Il protocollo stilato per permettere ai giocatori e agli staff di tornare in campo è molto preciso con tamponi da effettuare a distanza di tempo, test sierologici e quarantena. La ripresa del campionato sarebbe fissata al 13 giugno. "Sarò netto. Concordo sui tamponi da non distogliere alla collettività e sulla quarantena, che è un imput politico. È assurdo, invece, scaricare la responsabilità unica sul medico sociale, tra l’altro l’unica categoria non invitata al tavolo federale. La responsabilità civile e penale è nel dna della professione ma questa, assieme al rischio, va condivisa nei casi straordinari. Già due terzi dei medici di Serie B mi hanno comunicato che si dimetteranno dall’incarico se passerà questa linea" spiega ancora il medico che ha fatto parte della spedizione del vittorioso mondiale tedesco del 2006.
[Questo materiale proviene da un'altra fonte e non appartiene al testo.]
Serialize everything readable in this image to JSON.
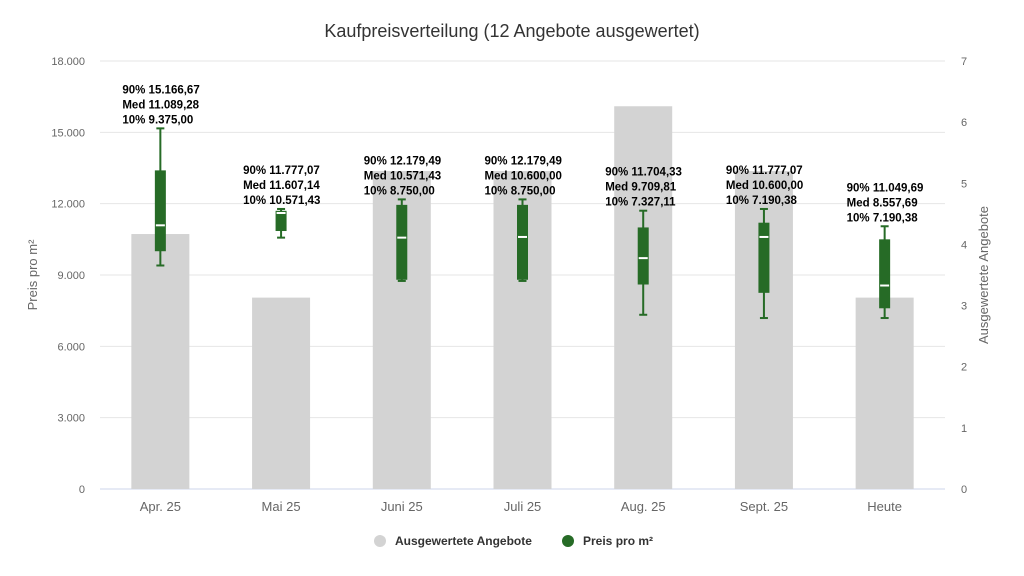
{
  "chart_data": {
    "type": "bar",
    "title": "Kaufpreisverteilung (12 Angebote ausgewertet)",
    "categories": [
      "Apr. 25",
      "Mai 25",
      "Juni 25",
      "Juli 25",
      "Aug. 25",
      "Sept. 25",
      "Heute"
    ],
    "y_left": {
      "label": "Preis pro m²",
      "range": [
        0,
        18000
      ],
      "ticks": [
        0,
        3000,
        6000,
        9000,
        12000,
        15000,
        18000
      ],
      "tick_labels": [
        "0",
        "3.000",
        "6.000",
        "9.000",
        "12.000",
        "15.000",
        "18.000"
      ]
    },
    "y_right": {
      "label": "Ausgewertete Angebote",
      "range": [
        0,
        7
      ],
      "ticks": [
        0,
        1,
        2,
        3,
        4,
        5,
        6,
        7
      ],
      "tick_labels": [
        "0",
        "1",
        "2",
        "3",
        "4",
        "5",
        "6",
        "7"
      ]
    },
    "grid": true,
    "legend_position": "bottom-center",
    "colors": {
      "bars": "#d3d3d3",
      "box": "#266b26",
      "median": "#ffffff",
      "grid": "#e6e6e6"
    },
    "series": [
      {
        "name": "Ausgewertete Angebote",
        "type": "bar",
        "axis": "right",
        "values": [
          4.17,
          3.13,
          5.2,
          5.2,
          6.26,
          5.2,
          3.13
        ]
      },
      {
        "name": "Preis pro m²",
        "type": "boxplot",
        "axis": "left",
        "points": [
          {
            "low": 9375.0,
            "q1": 10000,
            "median": 11089.28,
            "q3": 13400,
            "high": 15166.67,
            "whisker_low": 9400,
            "whisker_high": 15166.67
          },
          {
            "low": 10571.43,
            "q1": 10850,
            "median": 11607.14,
            "q3": 11700,
            "high": 11777.07,
            "whisker_low": 10571.43,
            "whisker_high": 11777.07
          },
          {
            "low": 8750.0,
            "q1": 8800,
            "median": 10571.43,
            "q3": 11950,
            "high": 12179.49,
            "whisker_low": 8750,
            "whisker_high": 12179.49
          },
          {
            "low": 8750.0,
            "q1": 8800,
            "median": 10600.0,
            "q3": 11950,
            "high": 12179.49,
            "whisker_low": 8750,
            "whisker_high": 12179.49
          },
          {
            "low": 7327.11,
            "q1": 8600,
            "median": 9709.81,
            "q3": 11000,
            "high": 11704.33,
            "whisker_low": 7327.11,
            "whisker_high": 11704.33
          },
          {
            "low": 7190.38,
            "q1": 8250,
            "median": 10600.0,
            "q3": 11200,
            "high": 11777.07,
            "whisker_low": 7190.38,
            "whisker_high": 11777.07
          },
          {
            "low": 7190.38,
            "q1": 7600,
            "median": 8557.69,
            "q3": 10500,
            "high": 11049.69,
            "whisker_low": 7190.38,
            "whisker_high": 11049.69
          }
        ]
      }
    ],
    "annotations": [
      [
        "90% 15.166,67",
        "Med 11.089,28",
        "10% 9.375,00"
      ],
      [
        "90% 11.777,07",
        "Med 11.607,14",
        "10% 10.571,43"
      ],
      [
        "90% 12.179,49",
        "Med 10.571,43",
        "10% 8.750,00"
      ],
      [
        "90% 12.179,49",
        "Med 10.600,00",
        "10% 8.750,00"
      ],
      [
        "90% 11.704,33",
        "Med 9.709,81",
        "10% 7.327,11"
      ],
      [
        "90% 11.777,07",
        "Med 10.600,00",
        "10% 7.190,38"
      ],
      [
        "90% 11.049,69",
        "Med 8.557,69",
        "10% 7.190,38"
      ]
    ],
    "legend": [
      "Ausgewertete Angebote",
      "Preis pro m²"
    ]
  }
}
Insomma se da una parte c'è un fronte che spinge per ricominciare dall'altro c'è più di una voce che mette in dubbio la possibilità tra rischi di nuovi contagi, test e ora anche il capitolo della responsabilità dei medici. La domanda che tutti si fanno è quella legata alla possibilità di nuovi caso di positività al coronavirus tra giocatori e staff. A quel punto cosa succederebbe al campionato? "Basta un solo caso, dopo i primi quindici giorni di ritiro, per bloccare la Serie A. Ci sono troppi paletti. Il denaro? È importante, non c’è dubbio: il campionato deve ripartire. Ma il paradosso di addossare ogni responsabilità a noi medici è inaccettabile" conclude Castellacci.